Deputy testimony during fatal Darien hit-and-run trial sparks controversy over sobriety tests
Genesee County Sheriff's Deputy Robert C. Henning took the stand today and recalled details about his arrest of alleged drunk driver Jennifer Serrano the night of a hit-and-run accident in Darien that killed 18-year-old Connor Lynskey of Hinckley last August.
District Attorney Lawrence Friedman conducted a direct examination of the deputy in Genesee County Court today. Henning said that at approximately 1 a.m. on Aug. 11, he was traveling northbound on Route 77 to the county jail with an inmate who had just been arraigned in Darien Town Court.
Henning said that if Serrano's Jeep Wrangler had stayed on the shoulder of the road after she backed out of a driveway, he would have driven past her. However, the Jeep suddenly pulled onto Route 77 in front of the deputy's vehicle, which caused him to slam on his brakes to avoid a collision and swerve into the southbound lane of 77.
The deputy said he turned on his emergency lights and pulled over the Jeep moments after the near-collision. Serrano would have been charged with a minor traffic violation until Henning suspected she was impaired. Henning said he observed Serrano’s glassy eyes, slurred speech and a strong odor of alcohol on her breath.
Both Friedman and defense attorney Frank LoTempio entered Henning’s body camera footage into evidence so jurors could evaluate Henning and Serrano’s behaviors for themselves. Videos showed Serrano’s difficulty exiting her vehicle and maintaining her balance as she met Henning behind her vehicle.

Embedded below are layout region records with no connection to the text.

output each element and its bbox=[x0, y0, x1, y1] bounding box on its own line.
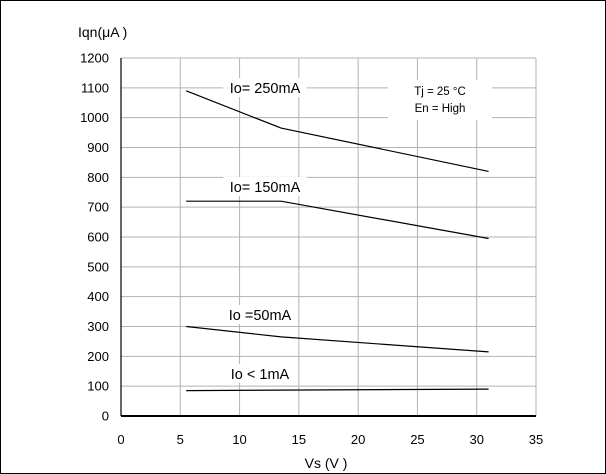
series-line bbox=[186, 325, 489, 353]
series-label: Io= 150mA bbox=[230, 180, 301, 196]
tick-labels: 0100200300400500600700800900100011001200… bbox=[80, 51, 543, 448]
series-label-mask bbox=[222, 305, 298, 324]
x-tick-label: 5 bbox=[177, 432, 184, 447]
series-lines bbox=[185, 90, 489, 392]
y-tick-label: 500 bbox=[87, 259, 109, 274]
x-tick-label: 25 bbox=[410, 432, 424, 447]
x-axis-title: Vs (V ) bbox=[305, 455, 348, 471]
y-tick-label: 700 bbox=[87, 200, 109, 215]
junction-temp-note: Tj = 25 °C bbox=[414, 86, 466, 98]
grid-lines bbox=[121, 57, 537, 416]
y-tick-label: 800 bbox=[87, 170, 109, 185]
y-tick-label: 1100 bbox=[81, 80, 109, 95]
series-label: Io =50mA bbox=[229, 308, 292, 324]
series-label-mask bbox=[223, 78, 307, 97]
x-tick-label: 20 bbox=[351, 432, 365, 447]
series-line bbox=[185, 90, 489, 172]
y-tick-label: 300 bbox=[87, 319, 109, 334]
y-tick-label: 1000 bbox=[80, 110, 109, 125]
series-label-mask bbox=[223, 177, 307, 196]
series-labels: Io= 250mA Io= 150mA Io =50mA Io < 1mA bbox=[222, 78, 307, 383]
y-tick-label: 900 bbox=[87, 140, 109, 155]
series-label: Io= 250mA bbox=[230, 81, 301, 97]
y-tick-label: 400 bbox=[87, 289, 109, 304]
y-tick-label: 0 bbox=[102, 409, 109, 424]
x-tick-label: 30 bbox=[469, 432, 483, 447]
x-tick-label: 0 bbox=[117, 432, 124, 447]
y-tick-label: 600 bbox=[87, 230, 109, 245]
series-line bbox=[186, 388, 489, 392]
enable-note: En = High bbox=[415, 103, 466, 115]
y-axis-title: Iqn(μA ) bbox=[78, 24, 127, 40]
series-line bbox=[186, 200, 489, 240]
y-tick-label: 100 bbox=[87, 379, 109, 394]
x-tick-label: 15 bbox=[292, 432, 306, 447]
x-tick-label: 35 bbox=[529, 432, 543, 447]
axes bbox=[120, 58, 536, 417]
annotation-mask bbox=[388, 80, 492, 120]
y-tick-label: 200 bbox=[87, 349, 109, 364]
y-tick-label: 1200 bbox=[80, 51, 109, 66]
x-tick-label: 10 bbox=[232, 432, 246, 447]
series-label: Io < 1mA bbox=[231, 367, 290, 383]
series-label-mask bbox=[222, 364, 298, 383]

Henning’s testimony revealed that Serrano’s statement to him about her whereabouts on Aug. 10 was not accurate. She said she traveled from Silver Creek, near Angola, to pick up her friend Candace Gilden from the Jason Aldean concert at Darien Lake Performing Arts Center. In reality, Serrano drove from Derby to the Town of Darien to also attend the concert.

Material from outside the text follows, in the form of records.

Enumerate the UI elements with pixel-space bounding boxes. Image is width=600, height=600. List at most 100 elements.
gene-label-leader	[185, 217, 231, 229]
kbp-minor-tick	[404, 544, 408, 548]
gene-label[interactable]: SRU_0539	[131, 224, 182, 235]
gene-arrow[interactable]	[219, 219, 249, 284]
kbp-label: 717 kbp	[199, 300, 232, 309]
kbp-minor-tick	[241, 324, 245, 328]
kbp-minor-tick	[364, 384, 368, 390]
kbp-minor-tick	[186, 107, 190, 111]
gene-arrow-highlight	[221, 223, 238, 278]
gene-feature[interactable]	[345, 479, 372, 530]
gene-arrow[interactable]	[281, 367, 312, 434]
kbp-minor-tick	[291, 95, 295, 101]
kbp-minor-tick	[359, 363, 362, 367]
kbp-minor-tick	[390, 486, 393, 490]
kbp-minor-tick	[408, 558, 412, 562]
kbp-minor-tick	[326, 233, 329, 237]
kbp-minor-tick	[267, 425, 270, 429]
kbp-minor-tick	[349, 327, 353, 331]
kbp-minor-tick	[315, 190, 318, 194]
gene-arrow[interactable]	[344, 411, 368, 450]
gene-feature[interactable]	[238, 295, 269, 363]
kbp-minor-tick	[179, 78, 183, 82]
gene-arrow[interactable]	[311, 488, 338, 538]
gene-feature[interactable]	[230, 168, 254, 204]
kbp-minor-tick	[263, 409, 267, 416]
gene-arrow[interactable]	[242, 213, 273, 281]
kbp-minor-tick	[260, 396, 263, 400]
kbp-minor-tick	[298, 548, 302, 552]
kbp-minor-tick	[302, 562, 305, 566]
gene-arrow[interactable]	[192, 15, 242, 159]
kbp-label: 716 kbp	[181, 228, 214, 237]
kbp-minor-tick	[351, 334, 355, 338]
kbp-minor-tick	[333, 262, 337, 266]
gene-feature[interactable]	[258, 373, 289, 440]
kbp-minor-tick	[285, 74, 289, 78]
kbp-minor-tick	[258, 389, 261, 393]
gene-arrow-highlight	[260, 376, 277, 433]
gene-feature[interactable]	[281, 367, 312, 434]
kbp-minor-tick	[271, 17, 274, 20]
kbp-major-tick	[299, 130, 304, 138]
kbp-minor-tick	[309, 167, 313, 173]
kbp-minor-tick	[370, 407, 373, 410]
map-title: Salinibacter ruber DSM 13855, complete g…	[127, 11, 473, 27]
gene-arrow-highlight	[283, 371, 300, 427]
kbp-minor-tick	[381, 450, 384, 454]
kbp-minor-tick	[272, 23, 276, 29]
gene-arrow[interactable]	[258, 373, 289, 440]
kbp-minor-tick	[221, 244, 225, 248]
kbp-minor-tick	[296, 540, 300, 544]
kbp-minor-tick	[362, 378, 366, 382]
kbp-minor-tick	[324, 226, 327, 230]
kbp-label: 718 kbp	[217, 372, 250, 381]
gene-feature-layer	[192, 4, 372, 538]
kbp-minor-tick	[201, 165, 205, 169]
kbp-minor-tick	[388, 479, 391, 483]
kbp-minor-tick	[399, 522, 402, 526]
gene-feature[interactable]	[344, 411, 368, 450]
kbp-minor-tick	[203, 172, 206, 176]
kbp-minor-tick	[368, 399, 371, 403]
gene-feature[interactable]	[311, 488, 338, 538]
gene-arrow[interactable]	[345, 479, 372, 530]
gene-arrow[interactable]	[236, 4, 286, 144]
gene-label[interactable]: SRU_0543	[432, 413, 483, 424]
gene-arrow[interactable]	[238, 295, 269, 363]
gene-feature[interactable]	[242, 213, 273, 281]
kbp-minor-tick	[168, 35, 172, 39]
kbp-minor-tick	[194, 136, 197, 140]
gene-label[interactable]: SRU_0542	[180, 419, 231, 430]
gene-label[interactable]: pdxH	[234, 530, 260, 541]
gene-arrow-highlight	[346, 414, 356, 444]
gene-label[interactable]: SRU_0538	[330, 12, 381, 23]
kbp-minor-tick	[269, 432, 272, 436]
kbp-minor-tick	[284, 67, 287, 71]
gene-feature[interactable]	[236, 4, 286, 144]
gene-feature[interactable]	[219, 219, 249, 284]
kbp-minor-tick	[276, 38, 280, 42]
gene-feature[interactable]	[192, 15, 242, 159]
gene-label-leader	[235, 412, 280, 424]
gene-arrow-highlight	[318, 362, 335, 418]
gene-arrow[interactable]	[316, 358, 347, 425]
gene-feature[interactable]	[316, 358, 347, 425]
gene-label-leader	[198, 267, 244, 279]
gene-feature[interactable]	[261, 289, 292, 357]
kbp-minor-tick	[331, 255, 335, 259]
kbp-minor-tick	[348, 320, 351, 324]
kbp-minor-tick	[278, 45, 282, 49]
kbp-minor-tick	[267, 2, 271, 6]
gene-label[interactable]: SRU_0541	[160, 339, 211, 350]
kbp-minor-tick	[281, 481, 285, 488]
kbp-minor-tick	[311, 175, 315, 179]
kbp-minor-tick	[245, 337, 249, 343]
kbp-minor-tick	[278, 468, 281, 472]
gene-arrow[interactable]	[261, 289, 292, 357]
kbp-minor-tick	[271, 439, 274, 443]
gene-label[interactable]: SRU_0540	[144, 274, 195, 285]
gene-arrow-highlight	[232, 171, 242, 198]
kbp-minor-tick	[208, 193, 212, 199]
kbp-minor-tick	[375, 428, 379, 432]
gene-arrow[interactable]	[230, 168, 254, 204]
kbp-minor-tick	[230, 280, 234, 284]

Henning said he could understand almost everything he was told by Serrano during the investigation. Friedman raised the question of whether Serrano’s alleged intoxication decreased her understanding of Henning’s directions. Serrano repeatedly asked about contacting family members, going to her friend’s home, and what was going to happen to herself and her vehicle.

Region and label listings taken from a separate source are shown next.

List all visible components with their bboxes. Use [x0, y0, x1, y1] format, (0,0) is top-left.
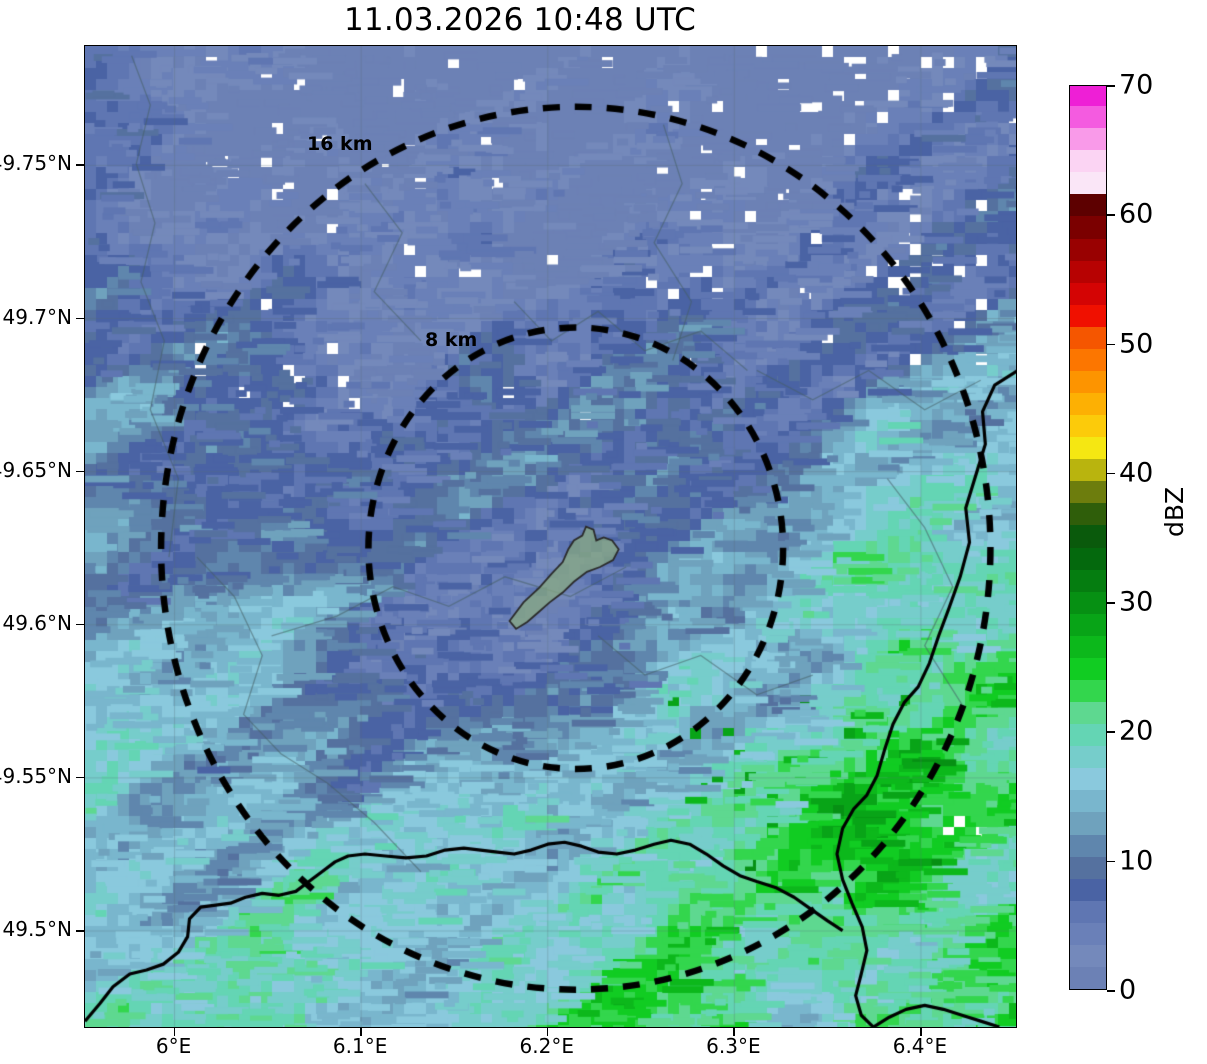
colorbar-band [1070, 745, 1106, 769]
colorbar-band [1070, 436, 1106, 460]
colorbar-band [1070, 635, 1106, 658]
xtick-label: 6.2°E [519, 1034, 574, 1058]
map-plot-area[interactable]: 16 km 8 km [84, 45, 1017, 1028]
xtick-mark [173, 1028, 176, 1036]
colorbar-band [1070, 105, 1106, 129]
colorbar-band [1070, 591, 1106, 614]
ytick-mark [76, 164, 84, 167]
colorbar-band [1070, 900, 1106, 923]
colorbar-band [1070, 944, 1106, 967]
xtick-label: 6.4°E [892, 1034, 948, 1058]
colorbar-band [1070, 723, 1106, 747]
ytick-label: 49.55°N [0, 763, 72, 788]
range-ring-label-8km: 8 km [425, 329, 478, 351]
colorbar-tick-mark [1107, 602, 1115, 604]
colorbar-band [1070, 259, 1106, 283]
colorbar-band [1070, 613, 1106, 636]
colorbar-band [1070, 86, 1106, 107]
colorbar-tick-mark [1107, 214, 1115, 216]
colorbar-band [1070, 966, 1106, 989]
colorbar-tick-mark [1107, 85, 1115, 87]
colorbar-band [1070, 392, 1106, 416]
colorbar-band [1070, 657, 1106, 680]
colorbar-band [1070, 524, 1106, 548]
colorbar-tick-label: 60 [1119, 198, 1154, 230]
colorbar-tick-mark [1107, 343, 1115, 346]
colorbar-band [1070, 193, 1106, 217]
colorbar-band [1070, 127, 1106, 151]
colorbar-tick-mark [1107, 860, 1115, 863]
colorbar-band [1070, 701, 1106, 725]
colorbar-band [1070, 215, 1106, 239]
colorbar-band [1070, 237, 1106, 261]
xtick-mark [360, 1028, 362, 1036]
colorbar-band [1070, 502, 1106, 526]
xtick-label: 6.1°E [332, 1034, 388, 1058]
ytick-mark [76, 776, 84, 779]
ytick-label: 49.6°N [2, 610, 73, 635]
ytick-mark [76, 930, 84, 932]
colorbar-band [1070, 811, 1106, 835]
colorbar-tick-mark [1107, 731, 1115, 734]
colorbar-band [1070, 568, 1106, 592]
colorbar-band [1070, 789, 1106, 813]
colorbar-band [1070, 171, 1106, 195]
colorbar-band [1070, 304, 1106, 327]
colorbar-tick-label: 40 [1119, 457, 1154, 489]
colorbar-band [1070, 833, 1106, 857]
ytick-label: 49.75°N [0, 151, 72, 176]
colorbar-band [1070, 480, 1106, 504]
range-ring-label-16km: 16 km [307, 133, 373, 155]
xtick-mark [733, 1028, 735, 1036]
colorbar-axis-label: dBZ [1160, 486, 1189, 537]
colorbar-tick-label: 70 [1119, 69, 1154, 101]
colorbar-tick-mark [1107, 472, 1115, 475]
ytick-mark [76, 317, 84, 320]
ytick-label: 49.7°N [2, 304, 73, 329]
colorbar-band [1070, 326, 1106, 349]
page-title: 11.03.2026 10:48 UTC [344, 2, 696, 38]
colorbar-band [1070, 149, 1106, 173]
ytick-mark [76, 470, 84, 473]
colorbar-tick-label: 20 [1119, 715, 1154, 747]
colorbar-tick-mark [1107, 990, 1115, 992]
ytick-label: 49.5°N [2, 917, 73, 941]
colorbar-tick-label: 10 [1119, 845, 1154, 877]
xtick-mark [919, 1028, 922, 1036]
colorbar-tick-label: 0 [1119, 974, 1137, 1006]
xtick-label: 6°E [155, 1034, 192, 1058]
colorbar-tick-label: 50 [1119, 328, 1154, 360]
colorbar-band [1070, 414, 1106, 438]
ytick-label: 49.65°N [0, 457, 72, 482]
map-overlay-layer [85, 46, 1016, 1027]
colorbar-band [1070, 767, 1106, 791]
colorbar-tick-label: 30 [1119, 586, 1154, 618]
colorbar-band [1070, 458, 1106, 482]
xtick-mark [546, 1028, 549, 1036]
colorbar-band [1070, 281, 1106, 305]
colorbar-band [1070, 679, 1106, 703]
colorbar-band [1070, 877, 1106, 901]
ytick-mark [76, 623, 84, 626]
colorbar-band [1070, 370, 1106, 394]
colorbar-band [1070, 855, 1106, 879]
colorbar[interactable] [1069, 85, 1107, 990]
colorbar-band [1070, 348, 1106, 371]
colorbar-band [1070, 922, 1106, 945]
colorbar-band [1070, 546, 1106, 570]
xtick-label: 6.3°E [706, 1034, 761, 1058]
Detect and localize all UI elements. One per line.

The deputy consistently answered her questions with the same answers, yet Serrano continued to ask them. In the body camera footage, Serrano also appeared to struggle with the instructions and sobriety test demonstrations given to her several times by Henning.
Henning testified that Serrano failed her "horizontal gaze nystagmus test" in which he moved a writing pen in front of Serrano as she attempted to follow its tip at different angles with her eyes.
During the walk-and-turn test, Serrano started the test too soon, raised her arms for balance and needed assistance to stay upright. Serrano did not walk heel to toe in a straight line, nor did she pivot correctly while turning nor take enough steps. Serrano therefore failed the test -- both when she wore flip-flops and while walking barefoot.
Serrano also failed a test where she was asked to raise her foot off the ground for half a minute, because she swayed, raised her arms for balance, and set her foot down before reaching 30 seconds.
Henning said that when he asked Serrano to perform the alphabet from letter E to R, she failed to follow his instructions because she recited E through S before remembering she only needed to recite through R. LoTempio argued that his client performed the test correctly regardless of the small mistake.
Serrano lastly needed to blow into an Alco-Sensor breath-alcohol tester for a duration of time in order for an accurate blood-alcohol content reading to register. Since Serrano’s first test was insufficient and she avoided several attempts to submit to the test afterward, Henning placed her under arrest.
During testimony today, Henning said Serrano also signed three refusal warning forms at the Batavia Police Department for refusing to submit to a DataMaster alcohol detection test in Batavia. She was later taken to Darien Town Court where her driver's license was suspended and then released from custody with tickets for allegedly drinking while intoxicated.
Serrano was charged with vehicular manslaughter, leaving the scene of an accident without reporting it, driving while intoxicated, and aggravated unlicensed operation of a motor vehicle.
Serrano never reported hitting anything during the four-and-a-half hours she was in the presence of Sheriff’s deputies, police officers and a judge. LoTempio countered that no law enforcement officials noticed her vehicle's damaged windshield and right-side rear-view exterior mirror until it was discovered on Aug. 12.
LoTempio challenged Henning’s execution of the tests during cross examination by claiming that sobriety tests only indicate intoxication, if they are all performed correctly. Henning maintained that traffic, darkness and the slight slope of Route 77 were factors that should not have a significant impact on Serrano’s sobriety-test performance.
A pregnant pause filled the courtroom after LoTempio asked Henning a final question. If Serrano performed so poorly on tests while supposedly intoxicated with a BAC of 0.8, how could Lynskey have conducted himself normally while he was traveling on foot along Sumner Road with a 0.16 BAC at the time he was struck by Serrano’s vehicle?
Her trial will resume at 9:30 a.m. Thursday morning at Genesee County Court.